The internet, smartphones, and virtual assistants. All of these tools have changed the way many of us live, work and connect with one another in an unprecedented way. This century's technological advancements have already had an immense impact on virtually every aspect of our lives - including one that you may or may not be totally aware of: how we name our children.
That's right - baby names have undergone a massive shift in recent years, and this can be chalked up largely in part to various advancements in technology. For example, thanks to the internet, we are now exposed to a wide array of baby names from all around the world - directly at our fingertips. Believe it or not, baby name trends also come and go according to the rise - and fall - of popular technology (think 'Siri' and 'Alexa'). Finally, a recent study has even found that millennial parents are actually naming their children based on available domain names.
Baby Name Globalization
According to Pamela Redmond Satran, co-founder of the popular baby names website Nameberry, technology has allowed for parents all around the world to access a community of sorts when choosing a baby name. This means being exposed to names we have never heard before, and also being able to chat with fellow parents on online forums from anywhere in the world.

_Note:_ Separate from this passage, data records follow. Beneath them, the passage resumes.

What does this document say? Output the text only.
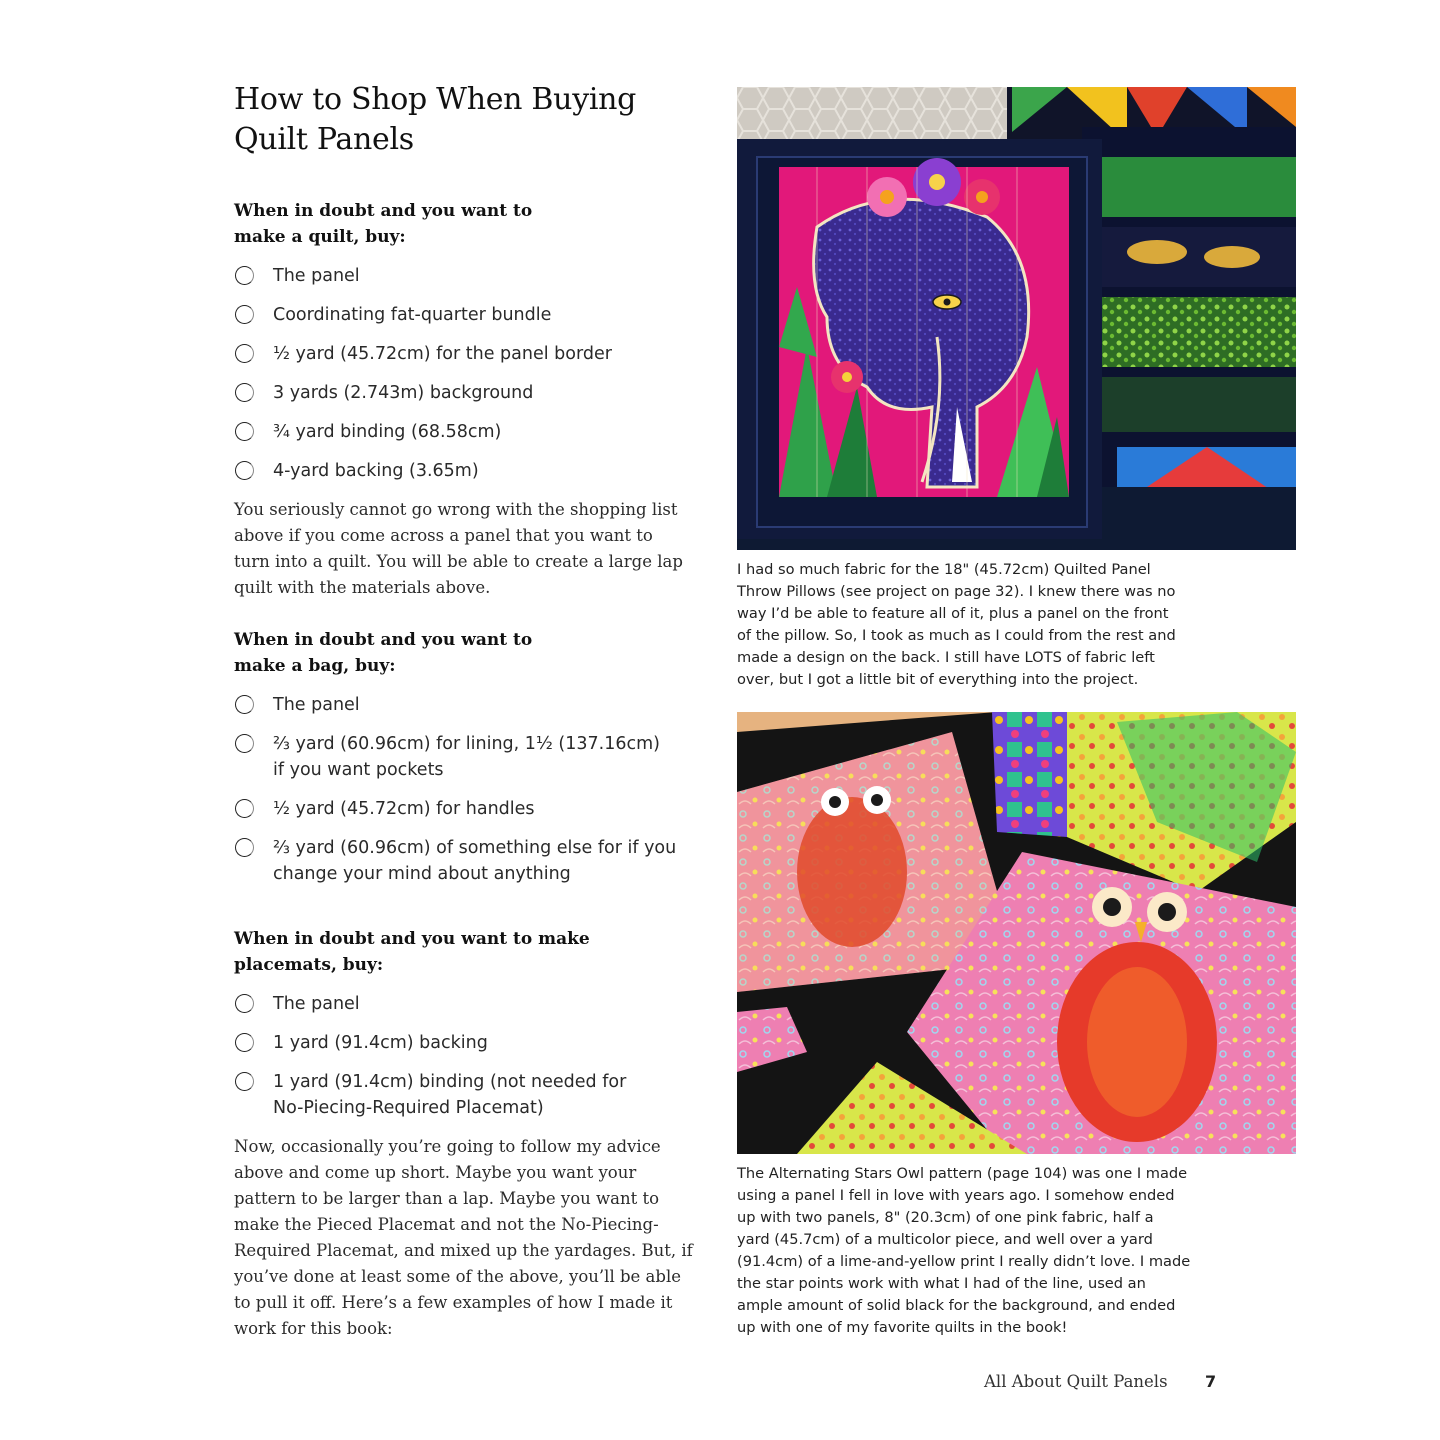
How to Shop When Buying
Quilt Panels
When in doubt and you want to
make a quilt, buy:
The panel
Coordinating fat-quarter bundle
½ yard (45.72cm) for the panel border
3 yards (2.743m) background
¾ yard binding (68.58cm)
4-yard backing (3.65m)

You seriously cannot go wrong with the shopping list
above if you come across a panel that you want to
turn into a quilt. You will be able to create a large lap
quilt with the materials above.

When in doubt and you want to
make a bag, buy:
The panel
⅔ yard (60.96cm) for lining, 1½ (137.16cm)
if you want pockets
½ yard (45.72cm) for handles
⅔ yard (60.96cm) of something else for if you
change your mind about anything
When in doubt and you want to make
placemats, buy:
The panel
1 yard (91.4cm) backing
1 yard (91.4cm) binding (not needed for
No-Piecing-Required Placemat)

Now, occasionally you’re going to follow my advice
above and come up short. Maybe you want your
pattern to be larger than a lap. Maybe you want to
make the Pieced Placemat and not the No-Piecing-
Required Placemat, and mixed up the yardages. But, if
you’ve done at least some of the above, you’ll be able
to pull it off. Here’s a few examples of how I made it
work for this book:

I had so much fabric for the 18" (45.72cm) Quilted Panel
Throw Pillows (see project on page 32). I knew there was no
way I’d be able to feature all of it, plus a panel on the front
of the pillow. So, I took as much as I could from the rest and
made a design on the back. I still have LOTS of fabric left
over, but I got a little bit of everything into the project.

The Alternating Stars Owl pattern (page 104) was one I made
using a panel I fell in love with years ago. I somehow ended
up with two panels, 8" (20.3cm) of one pink fabric, half a
yard (45.7cm) of a multicolor piece, and well over a yard
(91.4cm) of a lime-and-yellow print I really didn’t love. I made
the star points work with what I had of the line, used an
ample amount of solid black for the background, and ended
up with one of my favorite quilts in the book!

All About Quilt Panels 7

"Expectant parents can ask for opinions on forums, build polls asking people to vote on their names, trade ideas and debate the ins and outs of specific names,” Satran said.
Hey Siri, Can You Name My Baby?
It's no coincidence that in recent years, baby names like Siri and Alexa have enjoyed a huge surge in popularity. The emergence of Amazon's virtual assistant, Alexa, and Apple's Siri have proven that name publicity equals popularity.
But like with any names that are aligned with brands, this type of popularity has a shelf life. Nearly as quickly as they rose, both names fell from grace since these two technologies became more commonplace.
"As with any first name that becomes closely associated with a brand, the effect of technology on these names has been negative,” said Satran.
Unsurprisingly, technology is even influencing parents' baby name choices in the form of available domain names. That's right, a recent survey found that 20 per cent of parents would change or consider changing their baby's name based on available domains.
The reason? Identity.
According to Melissa Schneider, trends expert at GoDaddy, more than ever, it's essential to own your own identity on the internet - which some believe sets kids up for success down the line. Think SEO and job applications, says Finbarr Taylor, co-creator of an online tool that allows parents to explore baby name options based on domain names that have yet to be been purchased.
"It’s important to give your child a unique name so that people, like potential employers, will be able to find them easily in the future," Taylor said.